Cadia Chan, Molecular Genetics
Year of Study: 2
Student’s Name: Cadia Chan
Graduate Department: Molecular Genetics
Country of Residence: Canada
Why Faculty of Medicine?
As one of the most central research hubs in the country, the faculty of medicine at UofT provides a fantastic collaborative and interdisciplinary environment to solve important and interesting biological questions with the newest technologies available. The widespread research expertise among the faculty really drew me in since I knew this would provide many opportunities to be exposed to diverse areas of research alongside other skilled, passionate and supportive students.
Why this Department?
With current technologies allowing for the increasing availability of large-scale datasets, I knew coming out of my undergraduate degree in biochemistry that I wanted to be able to apply my background in biology to gain insight from these datasets. I found that Molecular Genetics offers a specialized program with emphasis on applying quantitative approaches to solve biological problems.
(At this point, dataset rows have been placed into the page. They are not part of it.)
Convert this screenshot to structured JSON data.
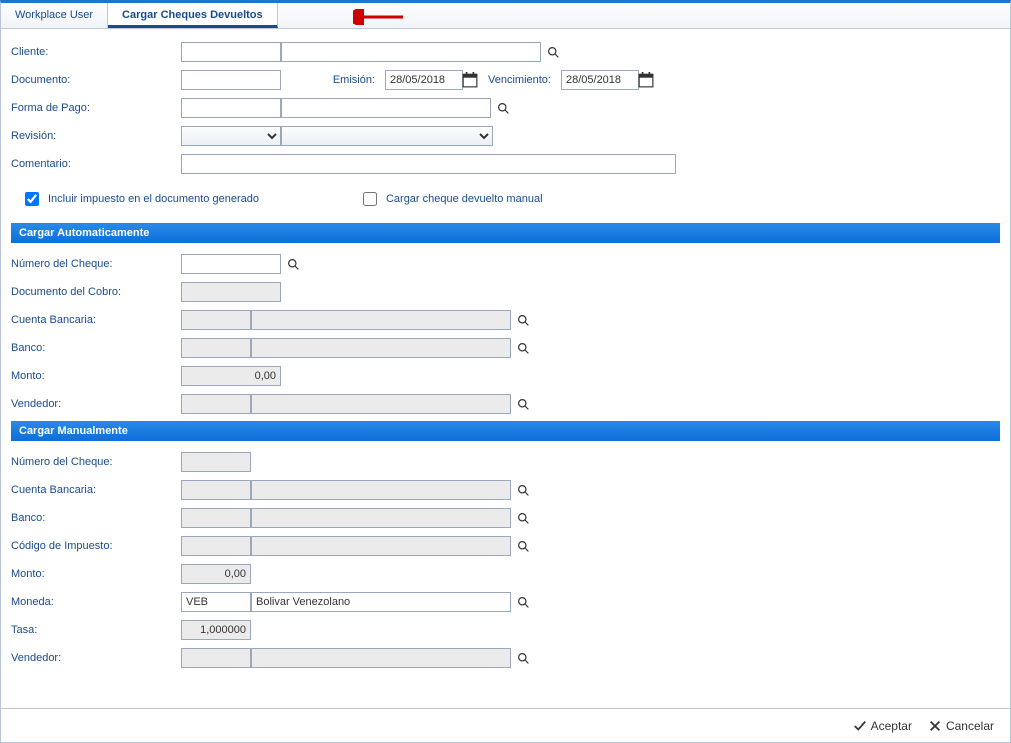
{
  "tabs": {
    "user": "Workplace User",
    "main": "Cargar Cheques Devueltos"
  },
  "header": {
    "cliente_lbl": "Cliente:",
    "documento_lbl": "Documento:",
    "emision_lbl": "Emisión:",
    "emision_val": "28/05/2018",
    "vencimiento_lbl": "Vencimiento:",
    "vencimiento_val": "28/05/2018",
    "formapago_lbl": "Forma de Pago:",
    "revision_lbl": "Revisión:",
    "comentario_lbl": "Comentario:",
    "chk_impuesto": "Incluir impuesto en el documento generado",
    "chk_manual": "Cargar cheque devuelto manual"
  },
  "auto": {
    "section": "Cargar Automaticamente",
    "numcheque_lbl": "Número del Cheque:",
    "doccobro_lbl": "Documento del Cobro:",
    "cuenta_lbl": "Cuenta Bancaria:",
    "banco_lbl": "Banco:",
    "monto_lbl": "Monto:",
    "monto_val": "0,00",
    "vendedor_lbl": "Vendedor:"
  },
  "manual": {
    "section": "Cargar Manualmente",
    "numcheque_lbl": "Número del Cheque:",
    "cuenta_lbl": "Cuenta Bancaria:",
    "banco_lbl": "Banco:",
    "codimp_lbl": "Código de Impuesto:",
    "monto_lbl": "Monto:",
    "monto_val": "0,00",
    "moneda_lbl": "Moneda:",
    "moneda_code": "VEB",
    "moneda_name": "Bolivar Venezolano",
    "tasa_lbl": "Tasa:",
    "tasa_val": "1,000000",
    "vendedor_lbl": "Vendedor:"
  },
  "footer": {
    "aceptar": "Aceptar",
    "cancelar": "Cancelar"
  }
}
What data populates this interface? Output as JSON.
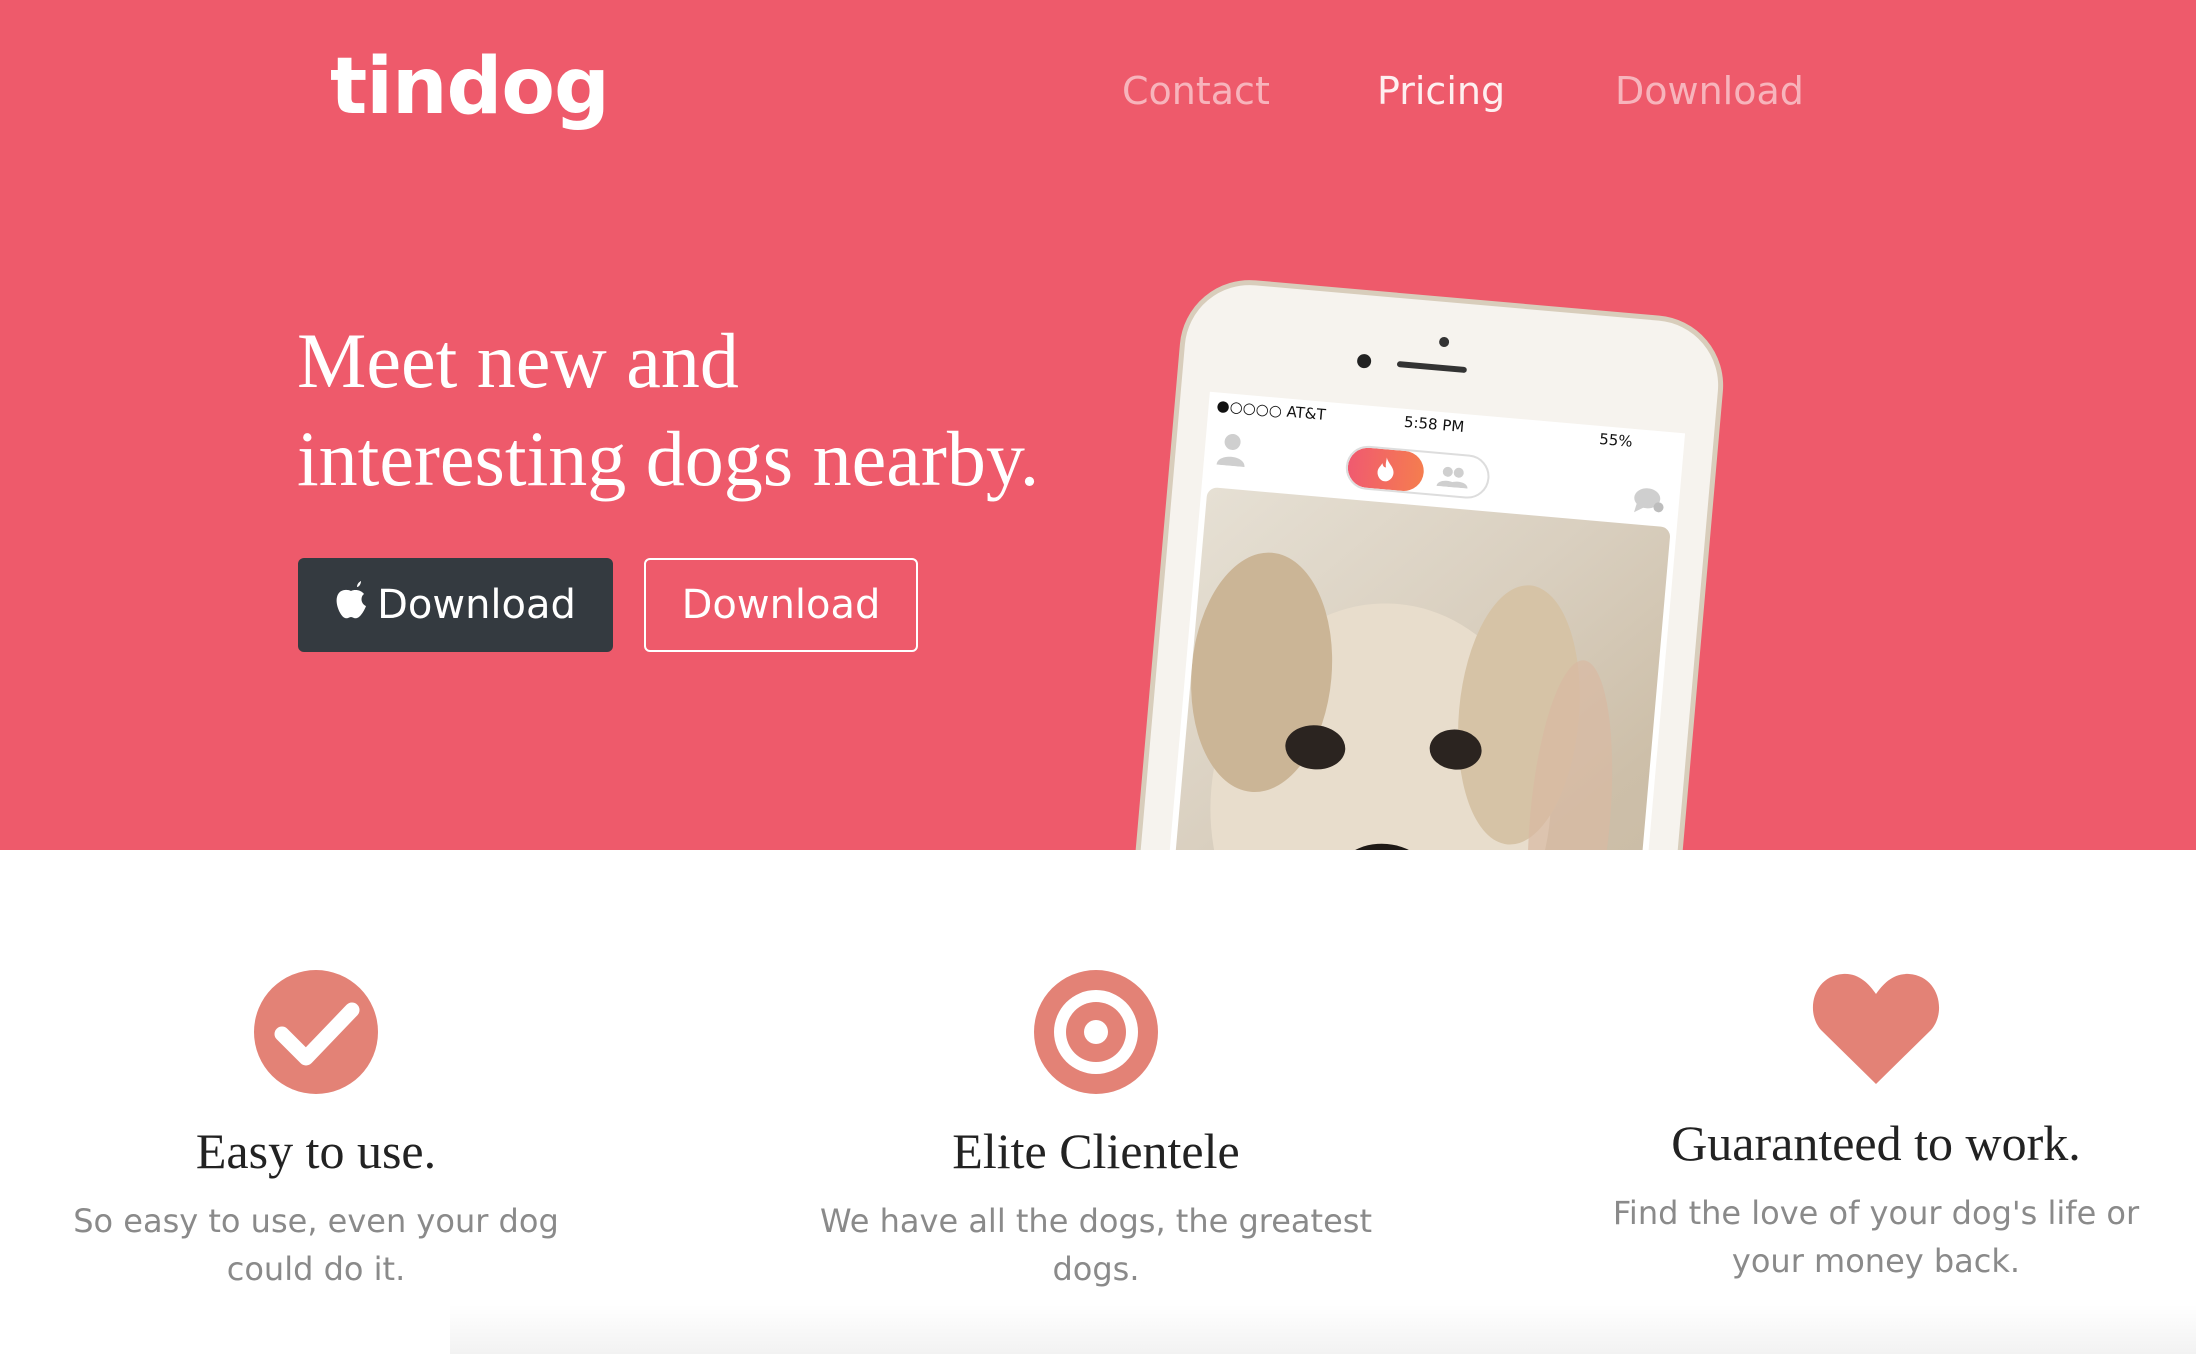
{
  "brand": {
    "name": "tindog"
  },
  "nav": {
    "items": [
      "Contact",
      "Pricing",
      "Download"
    ]
  },
  "hero": {
    "headline_line1": "Meet new and",
    "headline_line2": "interesting dogs nearby.",
    "btn_apple_label": "Download",
    "btn_google_label": "Download"
  },
  "phone": {
    "carrier": "●○○○○ AT&T",
    "time": "5:58 PM",
    "battery": "55%"
  },
  "features": [
    {
      "icon": "check-circle-icon",
      "title": "Easy to use.",
      "text_line1": "So easy to use, even your dog",
      "text_line2": "could do it."
    },
    {
      "icon": "target-icon",
      "title": "Elite Clientele",
      "text_line1": "We have all the dogs, the greatest",
      "text_line2": "dogs."
    },
    {
      "icon": "heart-icon",
      "title": "Guaranteed to work.",
      "text_line1": "Find the love of your dog's life or",
      "text_line2": "your money back."
    }
  ],
  "colors": {
    "hero_bg": "#ee5a6b",
    "icon": "#e38276",
    "dark_button": "#343a40"
  }
}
The Computational Biology Molecular Genetics (CBMG) program offered is designed to train students to be able to combine computational analysis methods with molecular biology knowledge to perform interdisciplinary research.
Current Research Experience:
I am currently working to generate a comprehensive regulatory network which explains the molecular mechanisms by which sex differences in the pituitary gland arise by integrating multiple datasets assessing different layers of genetic regulation. Clinically, including sex as a biological variable is important for assessing drug response, efficacy, as well as disease diagnosis. However, the molecular mechanisms by which sex differences in the pituitary gland arise are not clear. I hope that my research will help understand sex-specific characteristics of pituitary gland function which include regulation of growth, metabolism, reproduction and stress response.
Future Education Plans and/or Career Goals
In the future, I want to continue in the field of biological research and contribute to our understanding of fundamental biology and disease. In particular, I want to be able to apply the skills that I have gained in data analysis to bioinformatic career opportunities in either academic or industry environments.